Suddenly, Front Line clients have a record company apparatus, a machine that they can sell their music through.  And get the lion’s share of the profits from.  This is attractive to anybody out of a deal.  And ownership of the recording rights allows you to innovate in the selling of tours.  Hell, you can give the music away, especially if you own your own publishing.  You can finally operate in the twenty first century.

And Madonna and the other Live Nation 360 artists now have an avenue for release of product.

It’s all about making the company lean and mean.  The assets are the copyrights, the recordings, NOT the employees. They’re expendable.

Look at it this way.  If Irving could sell millions of Eagles albums in Wal-Mart with less staff than he has fingers on one hand, why does he need all those layers of b.s?

Yes, it’s time to wipe the slate clean.

And you do this by bridging the gap between the old and the new.  Terry McBride was right, you want to unify your copyrights, so you can turn on a dime, you want to be in control, but his timing was bad.  You evolve into the future. Buying Warner Music will allow Live Nation and its acts to evolve.  And will help them in pitching tours to acts.
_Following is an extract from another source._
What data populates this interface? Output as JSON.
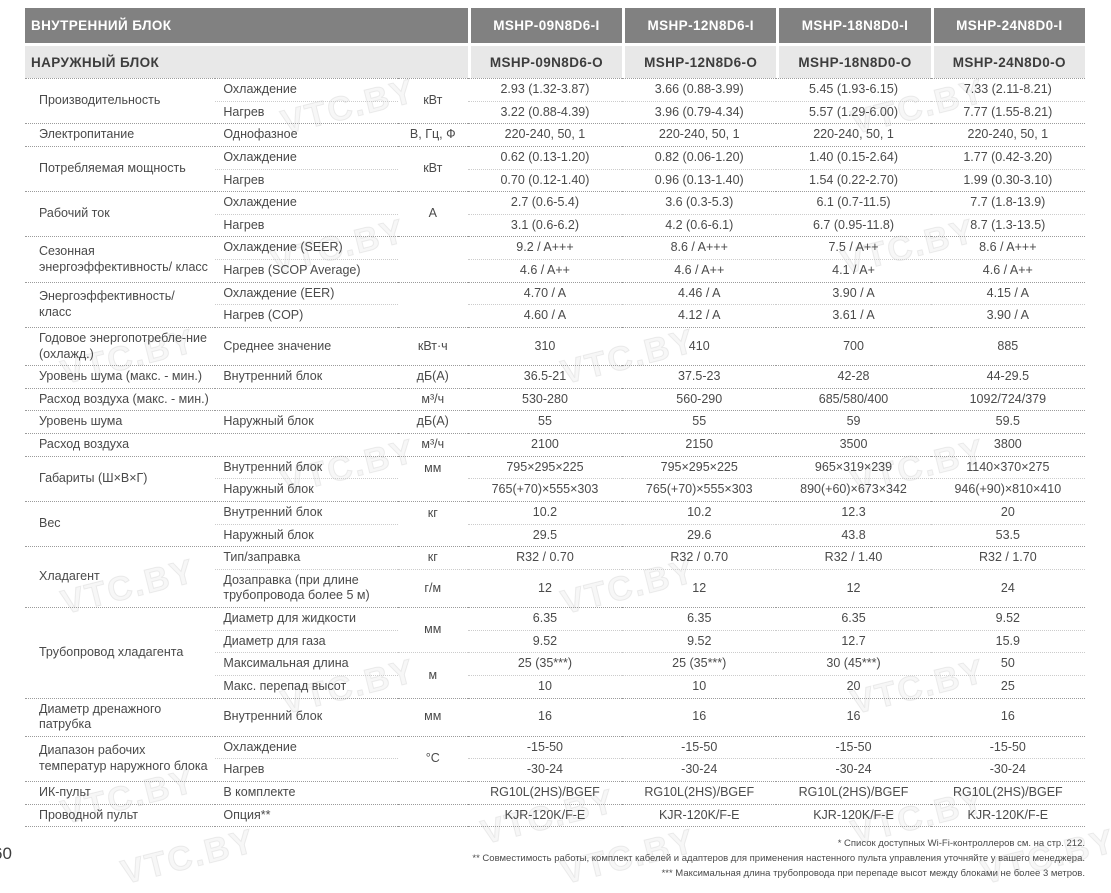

Please don’t be surprised.  Please don’t take all of this too seriously.  Getting caught up in the glamour of record companies is like getting nostalgic for the days of black and white TV, for the days of hula-hoops and no microwaves, never mind no Internet.  The whole model does not work.  Let me see, you want to overpay executives while you screw talent, tying them up for years, taking away their freedom, while odds are after spending all this money and time you’re gonna fail?

Better to give the artists all the freedom.  And almost all of the profits.  But very little upfront cash.  Do you really need that cash when Rebecca Black is the biggest artist in the country, despite radio refusing to play "Friday", showing how out of touch broadcasters are?  Making it today is about innovation, creative risk.  Not about banking deals where you shift tons of cash to unknown quantities and pray for a hit.

This is a requiem for the past.

But don’t cry too much, the recordings live on, it’s only the people who sold the records who are gone, hell, only a few overpaid self-satisfied people remain.

Eighteen months from now you’ll forget all about the past, just like we’ve already forgotten that Citi took ownership of EMI.  It’s about the future.  And the future is ever more about acts that can play live and earn their credibility and build their careers on the road and on YouTube as opposed to radio or TV, just like all those blue chips in the Warner catalog.  Neil  Young’s still touring.  So is Prince.  Mo did it right.  Irving’s just gonna skim the cream and wait for the good times to return, for these assets to be worth a ton, which they will be, when all the dead weight of the industry is gone.

As for whether Live Nation has the cash…

If you’re asking this question, you’ve got no idea who you’re dealing with, who’s backing Irving and Live Nation.  If someone bids more, they’ll get it.  But Live Nation should.